Thoughts on technique and music

When we practice, what is our goal? Is it simply to “get better?” What does it mean to get better? Certainly there are some purely objective standards such as intonation, smoothness, controlled bow changes, clean articulation, clarity, etc. Is the ultimate goal to play with a high technical standard?

It is arguable that from a purely technical point of view performance standards in classical music are much higher than they were 50-100 years ago. For proof of this all one needs to do is listen to the top 20 competitors of any major international competition. What you will hear is a level of technical perfection that would make even Jascha Heifetz blush. Absolutely perfect intonation, beautiful sound, crystal clear runs and and a very polished visual presence are all there with every performer. And yet most people would agree that something is missing. While these performers are impressive, the audience is left with an empty feeling. Very few of these outstanding players become stars, and even the ones that do still don’t have the public adoration that Heifetz, Kreisler and Casals had in their lifetimes. As great as a player as Maxim Vengerov is, it would be crazy to put him in the same league as Heifetz and Oistrakh.

So what is the difference between the older generation (players from 50-100 years ago) and players of today? To get back to my original question, I think it has to do with what our goal is when we practice.
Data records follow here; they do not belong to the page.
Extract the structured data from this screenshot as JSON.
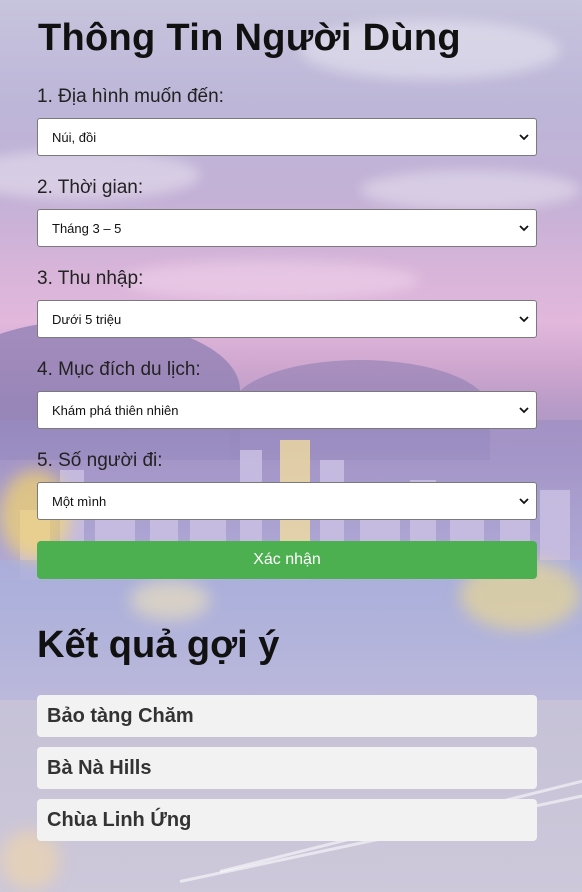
{
  "form": {
    "title": "Thông Tin Người Dùng",
    "fields": [
      {
        "label": "1. Địa hình muốn đến:",
        "value": "Núi, đồi"
      },
      {
        "label": "2. Thời gian:",
        "value": "Tháng 3 – 5"
      },
      {
        "label": "3. Thu nhập:",
        "value": "Dưới 5 triệu"
      },
      {
        "label": "4. Mục đích du lịch:",
        "value": "Khám phá thiên nhiên"
      },
      {
        "label": "5. Số người đi:",
        "value": "Một mình"
      }
    ],
    "submit_label": "Xác nhận"
  },
  "results": {
    "title": "Kết quả gợi ý",
    "items": [
      {
        "name": "Bảo tàng Chăm"
      },
      {
        "name": "Bà Nà Hills"
      },
      {
        "name": "Chùa Linh Ứng"
      }
    ]
  },
  "colors": {
    "submit_button": "#4caf50",
    "result_card": "#f2f2f2"
  },
  "icons": {
    "select_arrow": "chevron-down-icon"
  }
}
The players of the past were great communicators. They had something to say about the music they were performing. When they practiced their aim was not simply technical perfection. It was to be expressive. Naturally there needs to be a certain level of technical perfection in order to express anything, but what we have today are many players who say very little.
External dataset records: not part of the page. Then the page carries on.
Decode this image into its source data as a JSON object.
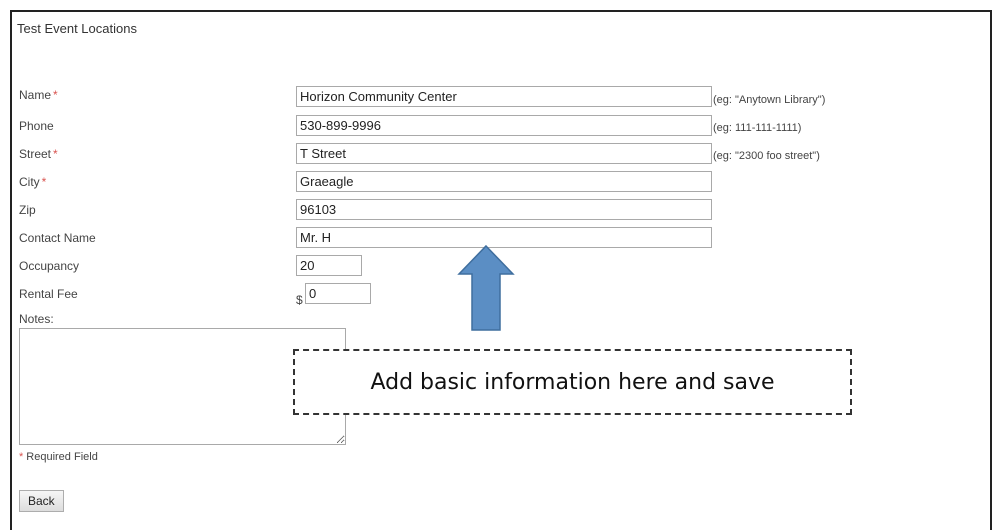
{
  "page": {
    "title": "Test Event Locations"
  },
  "form": {
    "name": {
      "label": "Name",
      "required": "*",
      "value": "Horizon Community Center",
      "hint": "(eg: \"Anytown Library\")"
    },
    "phone": {
      "label": "Phone",
      "value": "530-899-9996",
      "hint": "(eg: 111-111-1111)"
    },
    "street": {
      "label": "Street",
      "required": "*",
      "value": "T Street",
      "hint": "(eg: \"2300 foo street\")"
    },
    "city": {
      "label": "City",
      "required": "*",
      "value": "Graeagle"
    },
    "zip": {
      "label": "Zip",
      "value": "96103"
    },
    "contact": {
      "label": "Contact Name",
      "value": "Mr. H"
    },
    "occupancy": {
      "label": "Occupancy",
      "value": "20"
    },
    "rental_fee": {
      "label": "Rental Fee",
      "currency": "$",
      "value": "0"
    },
    "notes": {
      "label": "Notes:",
      "value": ""
    },
    "required_note": {
      "marker": "*",
      "text": "Required Field"
    },
    "back_label": "Back"
  },
  "annotation": {
    "text": "Add basic information here and save",
    "arrow_color": "#5b8ec4"
  }
}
Why were these older players such great communicators? I have several theories, ranging from how careers are made all the way to differences in equipment.

Let me start with equipment. During the last 50 years an enormous change has occurred in the materials that are used in string making. Almost all violinists use synthetic (nylon) strings instead of gut. These strings are more stable in terms of their intonation but lack the beauty of gut strings. Another factor is that nylon strings can be played rather aggressively without the sound breaking, so it is possible to press and make a decent sound. For the cello an even larger change has occurred. The cello now is almost exclusively strung with metal core strings. These strings are at a significantly higher tension which creates a radically different sensation while playing. Most cellists prefer these strings because of there quick response, but they still lag far behind gut in terms of beauty.
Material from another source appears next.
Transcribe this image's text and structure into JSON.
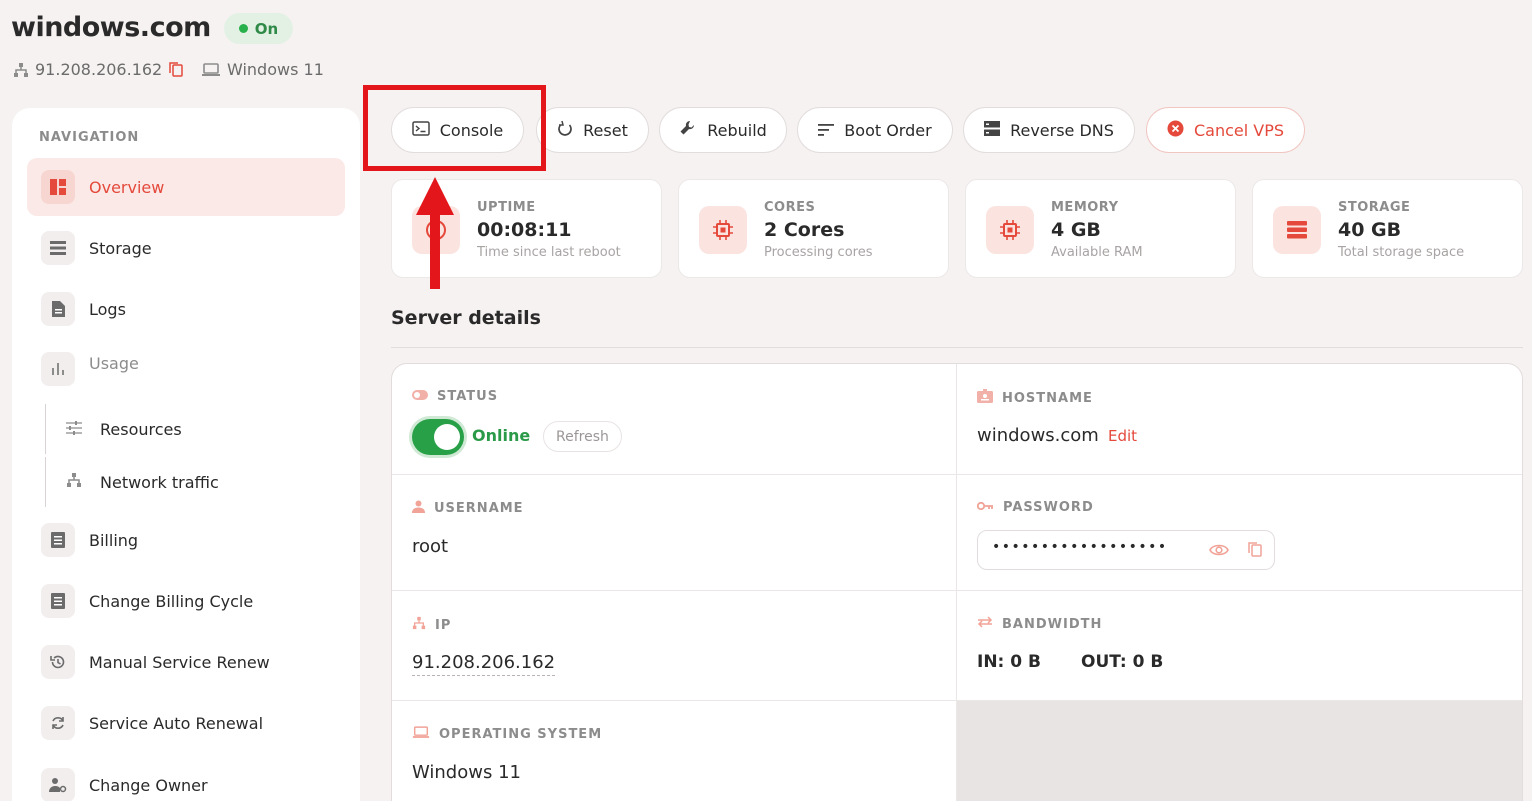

I personally think that these changes have had an effect of how we play. You can press an enormous amount on these new strings. This I think has had a huge effect on our ability to play expressively. One of the big distinctions between players of today and players of the past is phrasing. Players of the past pulled their sound more. Today they press more. Pulling a sound with a lower tension gut string is the only way to make a good sound, and it is this pulling feeling that results in the ability to make long, connected phrases. Pressing causes the phrases to be chopped up. This change in string technology is certainly a primary factor in how players play their instruments, and if we want to emulate players of the past it makes sense that we should use the materials that they used!

Another theory I have has to do with the rise of the international competition. I believe that competitions are poisonous to great music making. They automatically put a player in a position of thinking about purely technical matters. If you play just slightly out of tune in a competition you can be eliminated. This drives performers to treat music much more like an athletic event and less like art. I think that a full recital is a much better way to judge a performer. In a full recital a player must captivate an audience with his or her imagination. Of course the technical level must be high, but the level of inspiration must be much higher! If there are some missed notes in a recital it is not a very big deal, which leaves the performer more time to focus on developing a beautiful interpretation. The players of the past made their livings through recitals and understood that expression and communication are far more important than total technical perfection.

I have many other theories about this, but I should stop before this blog gets too long!

To get back to my original question, I think the answer lies in keeping expression in mind when we practice. Practicing can seem like a very dull thing sometimes, but if you are always thinking of an expressive goal then your practice will be much more rewarding!